Ingredients
- 1 1/2 teaspoons white vinegar
- 1 1/4 cups milk
- 6 tablespoons fine or medium cornmeal or polenta
- 1/2 cup self-rising flour
- 1 teaspoon baking soda
- pinch of sea salt flakes for sweet
- or 1/2 teaspoon for savory pancakes
- 3 tablespoons sugar (sweet pancakes only)
- 2 free-range eggs
- beaten
- 2 tablespoons melted butter
- plus extra for frying
Instructions
- In a bowl, stir the vinegar into the milk and leave for 5 minutes on the worktop.
- Then add the cornmeal and leave to rest in the fridge for a further 25 minutes.
- Sieve the flour and baking soda into a large bowl and add the salt and the sugar, if using.

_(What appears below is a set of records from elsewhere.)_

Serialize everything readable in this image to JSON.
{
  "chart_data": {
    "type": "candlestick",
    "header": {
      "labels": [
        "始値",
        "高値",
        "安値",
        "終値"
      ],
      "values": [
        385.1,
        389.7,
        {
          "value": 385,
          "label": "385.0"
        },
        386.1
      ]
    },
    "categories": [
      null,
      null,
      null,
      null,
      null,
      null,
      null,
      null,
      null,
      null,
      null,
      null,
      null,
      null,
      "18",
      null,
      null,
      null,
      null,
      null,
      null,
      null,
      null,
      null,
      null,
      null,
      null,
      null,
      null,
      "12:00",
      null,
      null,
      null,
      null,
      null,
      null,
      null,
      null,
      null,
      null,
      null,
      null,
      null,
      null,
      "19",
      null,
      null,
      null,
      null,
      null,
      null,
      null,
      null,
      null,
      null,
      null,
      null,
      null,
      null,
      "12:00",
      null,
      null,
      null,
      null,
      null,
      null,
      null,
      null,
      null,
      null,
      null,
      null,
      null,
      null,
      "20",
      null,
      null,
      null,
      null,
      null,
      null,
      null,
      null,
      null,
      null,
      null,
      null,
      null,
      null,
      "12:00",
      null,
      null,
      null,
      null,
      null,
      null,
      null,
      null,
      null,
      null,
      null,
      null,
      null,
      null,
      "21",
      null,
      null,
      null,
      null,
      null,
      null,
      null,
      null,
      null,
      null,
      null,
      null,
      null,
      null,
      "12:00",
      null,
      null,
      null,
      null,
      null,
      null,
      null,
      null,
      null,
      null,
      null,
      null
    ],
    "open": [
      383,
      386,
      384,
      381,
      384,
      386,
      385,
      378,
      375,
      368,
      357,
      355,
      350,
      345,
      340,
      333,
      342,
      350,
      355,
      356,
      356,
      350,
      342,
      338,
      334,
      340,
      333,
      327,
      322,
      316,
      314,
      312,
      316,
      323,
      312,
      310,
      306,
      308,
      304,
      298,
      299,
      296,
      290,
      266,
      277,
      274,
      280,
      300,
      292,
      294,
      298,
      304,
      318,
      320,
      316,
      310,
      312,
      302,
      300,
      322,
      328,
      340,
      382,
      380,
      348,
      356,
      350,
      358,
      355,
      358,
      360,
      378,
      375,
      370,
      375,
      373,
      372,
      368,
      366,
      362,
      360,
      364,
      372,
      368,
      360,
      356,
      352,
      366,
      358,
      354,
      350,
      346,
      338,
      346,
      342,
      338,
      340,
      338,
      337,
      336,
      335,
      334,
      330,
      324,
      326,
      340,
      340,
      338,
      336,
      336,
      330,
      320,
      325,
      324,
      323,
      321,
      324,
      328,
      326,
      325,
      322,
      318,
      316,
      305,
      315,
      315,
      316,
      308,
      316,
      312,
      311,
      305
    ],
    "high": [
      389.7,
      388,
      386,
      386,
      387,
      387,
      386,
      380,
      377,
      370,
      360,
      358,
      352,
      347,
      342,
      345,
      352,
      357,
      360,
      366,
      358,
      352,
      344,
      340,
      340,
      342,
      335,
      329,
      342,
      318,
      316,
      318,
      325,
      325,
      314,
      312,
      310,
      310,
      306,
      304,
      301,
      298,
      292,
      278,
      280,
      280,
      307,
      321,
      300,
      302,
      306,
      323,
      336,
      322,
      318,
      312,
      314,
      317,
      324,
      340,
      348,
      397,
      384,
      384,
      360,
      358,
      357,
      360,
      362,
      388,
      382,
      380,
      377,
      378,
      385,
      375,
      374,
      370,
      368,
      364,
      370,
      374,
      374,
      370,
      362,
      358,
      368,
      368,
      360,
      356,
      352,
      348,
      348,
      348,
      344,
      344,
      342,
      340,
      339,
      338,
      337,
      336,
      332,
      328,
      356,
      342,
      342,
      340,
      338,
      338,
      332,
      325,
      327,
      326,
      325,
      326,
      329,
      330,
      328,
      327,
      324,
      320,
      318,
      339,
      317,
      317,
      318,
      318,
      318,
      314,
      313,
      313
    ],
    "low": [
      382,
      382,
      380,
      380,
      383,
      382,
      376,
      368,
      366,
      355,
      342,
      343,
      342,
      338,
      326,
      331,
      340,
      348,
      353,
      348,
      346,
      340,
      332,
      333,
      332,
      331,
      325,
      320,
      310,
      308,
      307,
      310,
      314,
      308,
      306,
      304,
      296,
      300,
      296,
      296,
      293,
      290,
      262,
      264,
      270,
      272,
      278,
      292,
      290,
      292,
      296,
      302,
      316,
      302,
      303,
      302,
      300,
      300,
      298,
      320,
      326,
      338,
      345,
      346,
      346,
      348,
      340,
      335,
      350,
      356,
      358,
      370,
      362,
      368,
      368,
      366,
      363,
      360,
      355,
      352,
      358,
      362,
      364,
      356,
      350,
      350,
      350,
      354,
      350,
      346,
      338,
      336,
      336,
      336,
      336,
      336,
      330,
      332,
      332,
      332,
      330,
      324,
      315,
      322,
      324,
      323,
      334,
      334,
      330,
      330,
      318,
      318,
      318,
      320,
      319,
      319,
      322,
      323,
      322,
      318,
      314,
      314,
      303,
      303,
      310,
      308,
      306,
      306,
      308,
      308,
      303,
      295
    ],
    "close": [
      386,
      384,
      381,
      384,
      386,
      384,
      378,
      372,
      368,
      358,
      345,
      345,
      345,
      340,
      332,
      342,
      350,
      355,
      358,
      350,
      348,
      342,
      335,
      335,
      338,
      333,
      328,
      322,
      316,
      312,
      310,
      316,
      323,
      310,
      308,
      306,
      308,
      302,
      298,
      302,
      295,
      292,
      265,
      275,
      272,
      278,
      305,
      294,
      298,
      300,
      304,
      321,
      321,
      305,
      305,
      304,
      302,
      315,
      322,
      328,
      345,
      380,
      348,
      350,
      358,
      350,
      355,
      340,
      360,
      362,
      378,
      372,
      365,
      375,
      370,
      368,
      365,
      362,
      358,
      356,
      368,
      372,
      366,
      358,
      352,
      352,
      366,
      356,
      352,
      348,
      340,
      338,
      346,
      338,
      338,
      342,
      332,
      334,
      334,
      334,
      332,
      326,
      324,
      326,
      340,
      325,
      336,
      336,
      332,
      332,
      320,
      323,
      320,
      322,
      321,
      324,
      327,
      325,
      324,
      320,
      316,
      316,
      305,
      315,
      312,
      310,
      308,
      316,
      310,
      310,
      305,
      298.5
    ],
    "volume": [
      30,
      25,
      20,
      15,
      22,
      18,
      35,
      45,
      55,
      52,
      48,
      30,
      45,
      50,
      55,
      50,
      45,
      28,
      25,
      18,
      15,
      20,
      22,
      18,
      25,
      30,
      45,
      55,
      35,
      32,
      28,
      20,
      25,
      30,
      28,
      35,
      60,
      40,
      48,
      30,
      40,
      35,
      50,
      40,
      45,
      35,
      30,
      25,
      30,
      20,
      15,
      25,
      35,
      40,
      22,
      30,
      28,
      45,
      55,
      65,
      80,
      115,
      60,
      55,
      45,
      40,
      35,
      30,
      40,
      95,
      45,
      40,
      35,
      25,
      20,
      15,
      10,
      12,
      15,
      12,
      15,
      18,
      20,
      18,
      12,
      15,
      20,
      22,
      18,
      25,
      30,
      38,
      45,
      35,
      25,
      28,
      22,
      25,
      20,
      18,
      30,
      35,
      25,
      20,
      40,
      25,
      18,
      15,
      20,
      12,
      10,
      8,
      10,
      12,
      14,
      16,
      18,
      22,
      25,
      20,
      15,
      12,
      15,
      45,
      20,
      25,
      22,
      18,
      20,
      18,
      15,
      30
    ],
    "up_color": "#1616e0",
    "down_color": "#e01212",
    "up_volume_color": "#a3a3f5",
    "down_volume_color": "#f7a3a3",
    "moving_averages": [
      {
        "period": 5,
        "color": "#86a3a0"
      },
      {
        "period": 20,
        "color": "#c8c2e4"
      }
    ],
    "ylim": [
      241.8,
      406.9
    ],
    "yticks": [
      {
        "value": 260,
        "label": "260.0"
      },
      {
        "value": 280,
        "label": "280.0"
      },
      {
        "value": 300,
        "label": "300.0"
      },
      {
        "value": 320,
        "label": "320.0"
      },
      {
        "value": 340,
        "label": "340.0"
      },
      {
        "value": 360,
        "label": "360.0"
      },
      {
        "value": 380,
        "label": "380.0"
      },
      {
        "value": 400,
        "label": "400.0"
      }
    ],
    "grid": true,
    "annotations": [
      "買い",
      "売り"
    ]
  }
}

- Whisk the eggs and melted butter thoroughly into the cornmeal mixture, then make a well in the flour and pour in the cornmeal mixture.
- Whisk together.
- You must then use the mixture immediately.
- Melt some more butter in a nonstick frying pan and add 2 teaspoonfuls of the batter per pancake.
- Cook over low-medium heat until small air bubbles appear on the surface of the pancakes and then flip over.
- Cook until both sides are golden, then keep warm in a low oven while you cook the rest.